Specializes in Emergency & Trauma/Adult ICU.
the child takes two meds both of which are the same colour. however one of them is actually for oral thrush and is to be given into the mouth on a foam stick. the other is by ng tube.

now my mentor never bothered to tell me which one is which. in fact i didnt even know until i made the error, which i think is quite bad. ive onyl ever seen the child have the ng tube medication, i didnt even know she had one which went in her mouth.

anyway, i was pushin the oral thursh medication down the ng tube and her mom looked up at me and said "hang on a minute, that doesnt go down her tube, its for her mouth"

i stood there and said "oh no!, your got to be kidding me, im sorry i didnt even know what this stuff is, however its only for mouth thrush, it wont hurt her and it will just pass out of her, and she is due more later. i didnt tell my emtnor, i was frightened to death.

...

but do you think my mentor is to blame in some respect???????

the medicine was yellow, now i know the child has a yellow medication that is given via ng tube so i assumed it was that medicine, so that why i pushed it through the ng tube.

now if it wasnt the same colour, i would have queried it.

as i have seen my mentor pushing a yellow medcine into the tube, i assumed it was the same yellow medication that is used to treat constipation but it was something else. the second yellow medicine was for oral thursh and i didnt realise.

i know the medicine isnt harmful, the child has a very teeny tiny amount in a syringe, so i knew it would not harm her, if anything it would contain a mild antiseptic, as she has it in her mouth, she is going to swallow it so it will be absorbed in her mouth when she digests it, and it will pass into her system.

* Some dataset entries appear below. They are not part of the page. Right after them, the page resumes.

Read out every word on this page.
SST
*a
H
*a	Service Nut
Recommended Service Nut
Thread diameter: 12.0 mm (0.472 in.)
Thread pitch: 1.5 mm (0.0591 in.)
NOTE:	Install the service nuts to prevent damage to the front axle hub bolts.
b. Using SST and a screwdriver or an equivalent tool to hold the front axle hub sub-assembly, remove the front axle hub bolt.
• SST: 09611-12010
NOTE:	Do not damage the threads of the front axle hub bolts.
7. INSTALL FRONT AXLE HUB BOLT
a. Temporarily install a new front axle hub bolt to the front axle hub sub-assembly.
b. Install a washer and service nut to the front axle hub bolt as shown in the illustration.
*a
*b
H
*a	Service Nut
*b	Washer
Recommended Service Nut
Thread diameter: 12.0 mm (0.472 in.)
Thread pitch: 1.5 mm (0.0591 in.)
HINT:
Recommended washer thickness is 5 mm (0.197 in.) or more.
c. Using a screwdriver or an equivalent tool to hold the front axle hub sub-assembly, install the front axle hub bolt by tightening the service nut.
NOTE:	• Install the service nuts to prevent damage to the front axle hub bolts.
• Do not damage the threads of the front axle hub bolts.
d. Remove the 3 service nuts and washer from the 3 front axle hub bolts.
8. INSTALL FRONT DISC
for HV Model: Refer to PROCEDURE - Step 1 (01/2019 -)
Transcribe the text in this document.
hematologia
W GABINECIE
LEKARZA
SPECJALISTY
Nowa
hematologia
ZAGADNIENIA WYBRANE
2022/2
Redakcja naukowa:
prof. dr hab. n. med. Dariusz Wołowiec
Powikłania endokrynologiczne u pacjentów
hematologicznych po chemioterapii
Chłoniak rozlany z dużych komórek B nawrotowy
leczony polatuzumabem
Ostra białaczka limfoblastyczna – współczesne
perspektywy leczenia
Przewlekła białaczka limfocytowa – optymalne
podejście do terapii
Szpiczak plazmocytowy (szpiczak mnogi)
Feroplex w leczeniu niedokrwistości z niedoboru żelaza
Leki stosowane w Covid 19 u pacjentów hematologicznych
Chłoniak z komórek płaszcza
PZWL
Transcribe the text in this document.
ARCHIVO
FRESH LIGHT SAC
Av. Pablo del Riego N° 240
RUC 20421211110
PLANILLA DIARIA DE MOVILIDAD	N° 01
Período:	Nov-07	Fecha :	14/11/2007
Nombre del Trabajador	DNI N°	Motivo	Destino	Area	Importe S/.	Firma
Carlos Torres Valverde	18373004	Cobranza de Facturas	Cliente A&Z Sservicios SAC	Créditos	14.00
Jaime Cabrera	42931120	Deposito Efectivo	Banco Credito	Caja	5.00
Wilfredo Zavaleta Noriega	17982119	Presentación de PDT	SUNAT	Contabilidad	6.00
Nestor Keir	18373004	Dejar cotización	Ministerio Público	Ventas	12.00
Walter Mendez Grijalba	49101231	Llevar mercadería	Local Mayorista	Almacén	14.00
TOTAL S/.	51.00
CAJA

as i say it was a small amount which is put on a foam stick and brushed round her mouth. to e honest i should have noticed by the quantity but didnt.

i knew what the medicine was but i thought it was administered by ng tube.

but i realise now that i should have spoken up, which will not happen again. it was one mistake that i made.

all we have to go by for this discussion is your own account of what happened, which has changed throughout the course of this thread.

and please, please recognize the multiple errors that occurred in this scenario:

1. lack of knowledge related to administration of meds

2. lack of attention to detail when performing a mechanical task

3. lack of recognition of the necessity of examining "what do i have in my hand, what is it for, and what should i be watching out for as a possible consequence of giving this?"

4. repeatedly iterating that the "mistake" was to withhold information from your mentor -- without recognizing that a medication has indeed occurred.

you can learn from this -- but it will require a significant mindset shift.

Specializes in Psych ICU, addictions.
Im not a flippant person, i do find placement nerve wracking anway and im a quiet person, it is easy to get the wrong impression.

That is exactly my point: whether you meant to or not, your POST came as across as being flippant about the whole matter. There's a big difference in "I made a med error, help me understand" and "I made a med error, isn't it my mentor's fault too?"

It's been quite a while since I worked with an NG tube, and I work in geriatrics, not peds. So I'll throw this out to the more experienced nurses there. If I remember, you use the same type syringe to instill meds into an NG tube as with a PEG tube right? In geriatrics that's the 60 ml syringe. That's my recollection from the many years ago that I worked with an NG tube, although I could be very, very foggy on that. There have been a lot of G/J tubes in the interim so it's all blurred together.

So if that is the case, would it be typical to draw up nystatin into a 60 ml syringe?

Or is the set-up a lot smaller for peds nursing?